Citizens face complex data trails. It is impossible for the average person to be able to know which organisations hold their personal data. Enabling privacy groups to take independent action will ensure these rights are enforced. As it stands, under the Bill the ICO is currently the main recourse for this.

Resourcing the ICO, Part 5 of the Bill, is essential and my third main area of interest. The ICO has considerable responsibilities and duties under the Bill towards both business and individuals: upholding rights, investigating reactively, informing and educating to improve standards, educating people and consumer groups, and maintaining international relationships. I feel exhausted thinking about it. The ICO’s workload is vast and increasing. It lacks sufficient resources currently. In March 2017, the Information Commissioner asked Parliament if it could recruit 200 more staff but the salaries it offers are significantly below those offered by the private sector for roles requiring extremely high levels of skills and experience. These staff are going to become ever more important and more difficult to recruit in the future.

The ICO currently funds its data protection work by charging fees to data controllers. It receives ring-fenced funding for its freedom of information request work from the Government. This income can increase the number of data controllers only as it increases: it is not in line with the volume or complexity of work, and certainly not with that in the Bill. Perhaps it is time for another method of funding, such as statutory funding.

Finally, I would like briefly to add my thoughts on how the Bill affects children. As many noble Lords have said, the YouGov poll does indeed say that 80% of the public support raising the age to 18—currently it is 13, as detailed by the Government. However, there are many other surveys, particularly one by the Children’s Society, which show that 80% of 13 year-olds currently have a social media account and 80% of people under 13 have lied or twisted their age in order to establish one. This is the realpolitik in the war of understanding the internet with our children. I respectfully disagree with the noble Baroness, Lady Howe, and others in the Chamber: I feel strongly that it is wrong to place policing at the heart of how we deal with relationships between children and the internet. We need to take a systems-based approach. I have seen my godchildren set up fake accounts and whizz around the internet at a speed I find alarming. We have to deal on their terms. We have to help educators, parents and people supporting children, not use the long arm of the law.
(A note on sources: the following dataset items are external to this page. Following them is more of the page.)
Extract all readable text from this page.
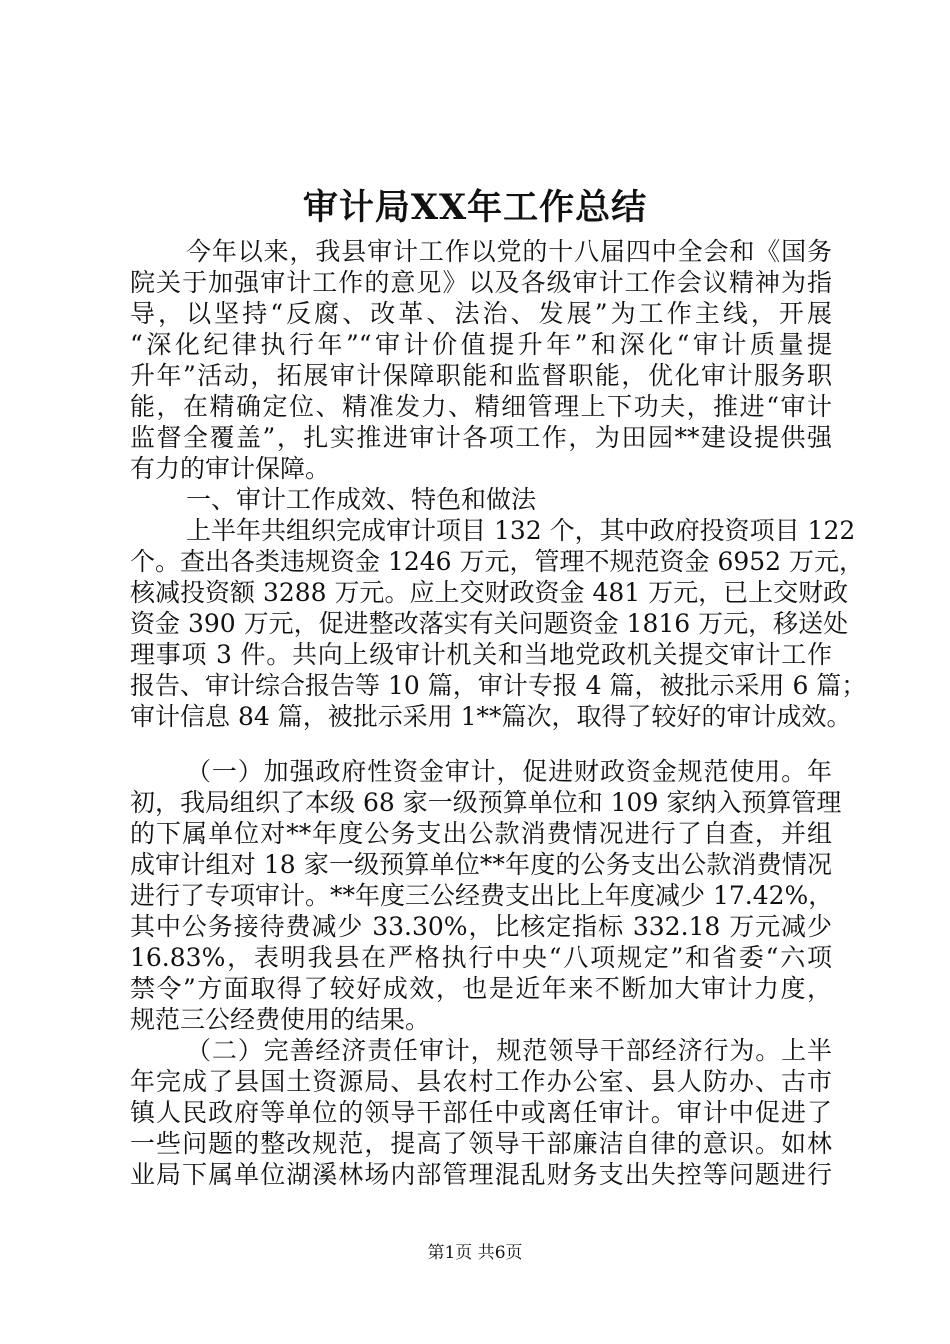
审计局XX年工作总结
今年以来，我县审计工作以党的十八届四中全会和《国务
院关于加强审计工作的意见》以及各级审计工作会议精神为指
导，以坚持“反腐、改革、法治、发展”为工作主线，开展
“深化纪律执行年”“审计价值提升年”和深化“审计质量提
升年”活动，拓展审计保障职能和监督职能，优化审计服务职
能，在精确定位、精准发力、精细管理上下功夫，推进“审计
监督全覆盖”，扎实推进审计各项工作，为田园**建设提供强
有力的审计保障。
一、审计工作成效、特色和做法
上半年共组织完成审计项目 132 个，其中政府投资项目 122
个。查出各类违规资金 1246 万元，管理不规范资金 6952 万元，
核减投资额 3288 万元。应上交财政资金 481 万元，已上交财政
资金 390 万元，促进整改落实有关问题资金 1816 万元，移送处
理事项 3 件。共向上级审计机关和当地党政机关提交审计工作
报告、审计综合报告等 10 篇，审计专报 4 篇，被批示采用 6 篇；
审计信息 84 篇，被批示采用 1**篇次，取得了较好的审计成效。
（一）加强政府性资金审计，促进财政资金规范使用。年
初，我局组织了本级 68 家一级预算单位和 109 家纳入预算管理
的下属单位对**年度公务支出公款消费情况进行了自查，并组
成审计组对 18 家一级预算单位**年度的公务支出公款消费情况
进行了专项审计。**年度三公经费支出比上年度减少 17.42%，
其中公务接待费减少 33.30%，比核定指标 332.18 万元减少
16.83%，表明我县在严格执行中央“八项规定”和省委“六项
禁令”方面取得了较好成效，也是近年来不断加大审计力度，
规范三公经费使用的结果。
（二）完善经济责任审计，规范领导干部经济行为。上半
年完成了县国土资源局、县农村工作办公室、县人防办、古市
镇人民政府等单位的领导干部任中或离任审计。审计中促进了
一些问题的整改规范，提高了领导干部廉洁自律的意识。如林
业局下属单位湖溪林场内部管理混乱财务支出失控等问题进行
第1页 共6页
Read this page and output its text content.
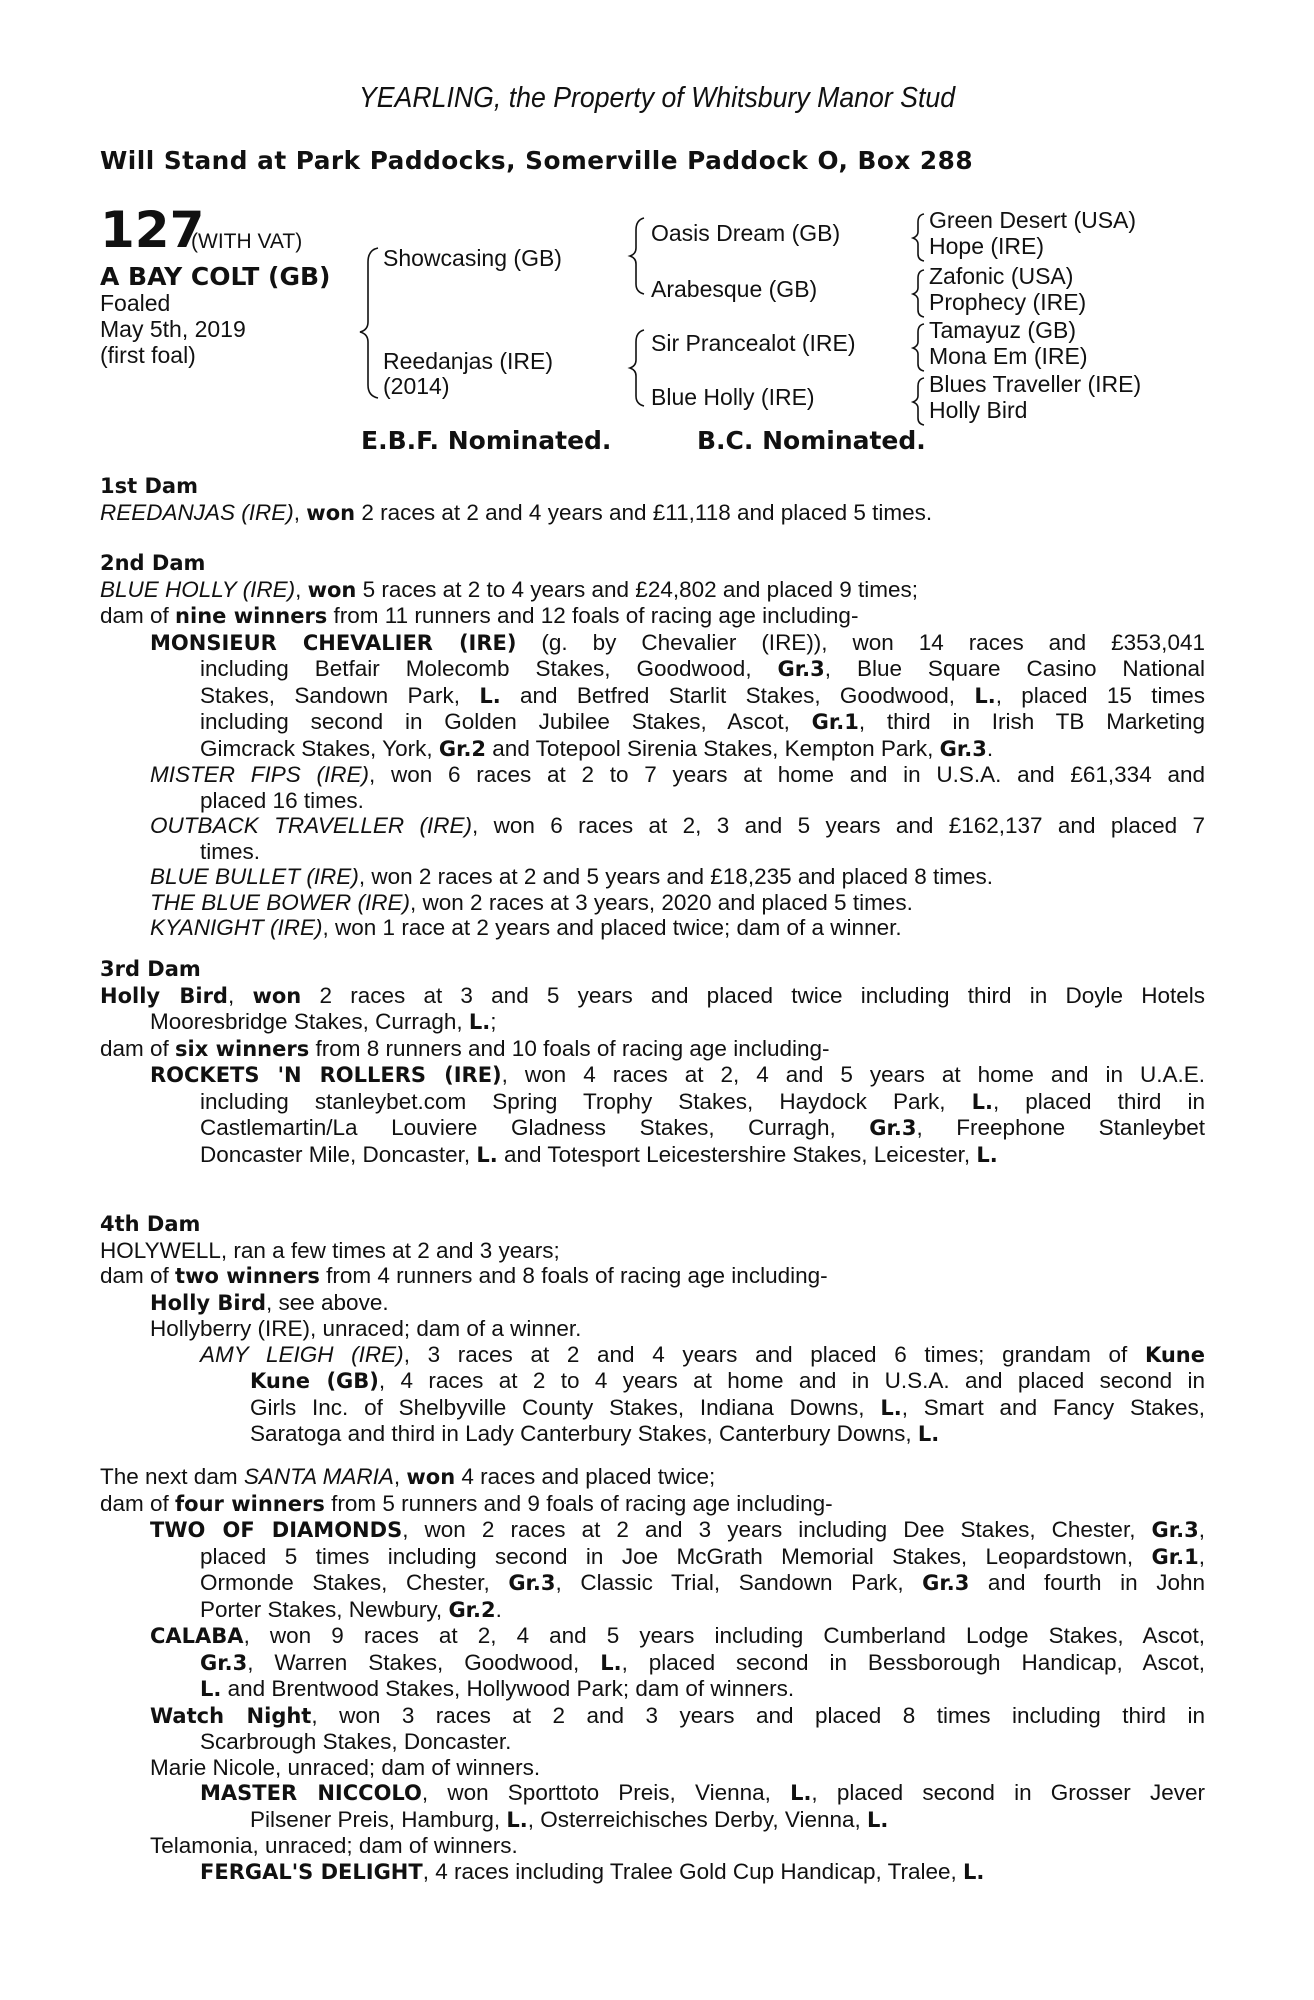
YEARLING, the Property of Whitsbury Manor Stud
Will Stand at Park Paddocks, Somerville Paddock O, Box 288
127
(WITH VAT)
A BAY COLT (GB)
Foaled
May 5th, 2019
(first foal)
Showcasing (GB)
Reedanjas (IRE)
(2014)
Oasis Dream (GB)
Arabesque (GB)
Sir Prancealot (IRE)
Blue Holly (IRE)
Green Desert (USA)
Hope (IRE)
Zafonic (USA)
Prophecy (IRE)
Tamayuz (GB)
Mona Em (IRE)
Blues Traveller (IRE)
Holly Bird
E.B.F. Nominated.	B.C. Nominated.
1st Dam
REEDANJAS (IRE), won 2 races at 2 and 4 years and £11,118 and placed 5 times.
2nd Dam
BLUE HOLLY (IRE), won 5 races at 2 to 4 years and £24,802 and placed 9 times;
dam of nine winners from 11 runners and 12 foals of racing age including-
MONSIEUR CHEVALIER (IRE) (g. by Chevalier (IRE)), won 14 races and £353,041
including Betfair Molecomb Stakes, Goodwood, Gr.3, Blue Square Casino National
Stakes, Sandown Park, L. and Betfred Starlit Stakes, Goodwood, L., placed 15 times
including second in Golden Jubilee Stakes, Ascot, Gr.1, third in Irish TB Marketing
Gimcrack Stakes, York, Gr.2 and Totepool Sirenia Stakes, Kempton Park, Gr.3.
MISTER FIPS (IRE), won 6 races at 2 to 7 years at home and in U.S.A. and £61,334 and
placed 16 times.
OUTBACK TRAVELLER (IRE), won 6 races at 2, 3 and 5 years and £162,137 and placed 7
times.
BLUE BULLET (IRE), won 2 races at 2 and 5 years and £18,235 and placed 8 times.
THE BLUE BOWER (IRE), won 2 races at 3 years, 2020 and placed 5 times.
KYANIGHT (IRE), won 1 race at 2 years and placed twice; dam of a winner.
3rd Dam
Holly Bird, won 2 races at 3 and 5 years and placed twice including third in Doyle Hotels
Mooresbridge Stakes, Curragh, L.;
dam of six winners from 8 runners and 10 foals of racing age including-
ROCKETS 'N ROLLERS (IRE), won 4 races at 2, 4 and 5 years at home and in U.A.E.
including stanleybet.com Spring Trophy Stakes, Haydock Park, L., placed third in
Castlemartin/La Louviere Gladness Stakes, Curragh, Gr.3, Freephone Stanleybet
Doncaster Mile, Doncaster, L. and Totesport Leicestershire Stakes, Leicester, L.
4th Dam
HOLYWELL, ran a few times at 2 and 3 years;
dam of two winners from 4 runners and 8 foals of racing age including-
Holly Bird, see above.
Hollyberry (IRE), unraced; dam of a winner.
AMY LEIGH (IRE), 3 races at 2 and 4 years and placed 6 times; grandam of Kune
Kune (GB), 4 races at 2 to 4 years at home and in U.S.A. and placed second in
Girls Inc. of Shelbyville County Stakes, Indiana Downs, L., Smart and Fancy Stakes,
Saratoga and third in Lady Canterbury Stakes, Canterbury Downs, L.
The next dam SANTA MARIA, won 4 races and placed twice;
dam of four winners from 5 runners and 9 foals of racing age including-
TWO OF DIAMONDS, won 2 races at 2 and 3 years including Dee Stakes, Chester, Gr.3,
placed 5 times including second in Joe McGrath Memorial Stakes, Leopardstown, Gr.1,
Ormonde Stakes, Chester, Gr.3, Classic Trial, Sandown Park, Gr.3 and fourth in John
Porter Stakes, Newbury, Gr.2.
CALABA, won 9 races at 2, 4 and 5 years including Cumberland Lodge Stakes, Ascot,
Gr.3, Warren Stakes, Goodwood, L., placed second in Bessborough Handicap, Ascot,
L. and Brentwood Stakes, Hollywood Park; dam of winners.
Watch Night, won 3 races at 2 and 3 years and placed 8 times including third in
Scarbrough Stakes, Doncaster.
Marie Nicole, unraced; dam of winners.
MASTER NICCOLO, won Sporttoto Preis, Vienna, L., placed second in Grosser Jever
Pilsener Preis, Hamburg, L., Osterreichisches Derby, Vienna, L.
Telamonia, unraced; dam of winners.
FERGAL'S DELIGHT, 4 races including Tralee Gold Cup Handicap, Tralee, L.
There are many anomalies, as has already been detailed, as well as discrepancies with Scotland, differences between parental oversight and explicit giving of consent, problems with data collection and how the digital charter will work, and so on, and those are all important. However, I am optimistic too—I always am—and there is much to welcome in the Bill. I am particularly optimistic if we can work in tandem on the wider digital understanding of our society, as so brilliantly detailed by the noble Baroness, Lady Jay. I wish I could discuss the important themes in the Bill with Ada Lovelace, but in her absence I will have many good discussions with people in this Chamber so that we can all work hard to ensure that citizens and consumers reap the benefits of the Bill.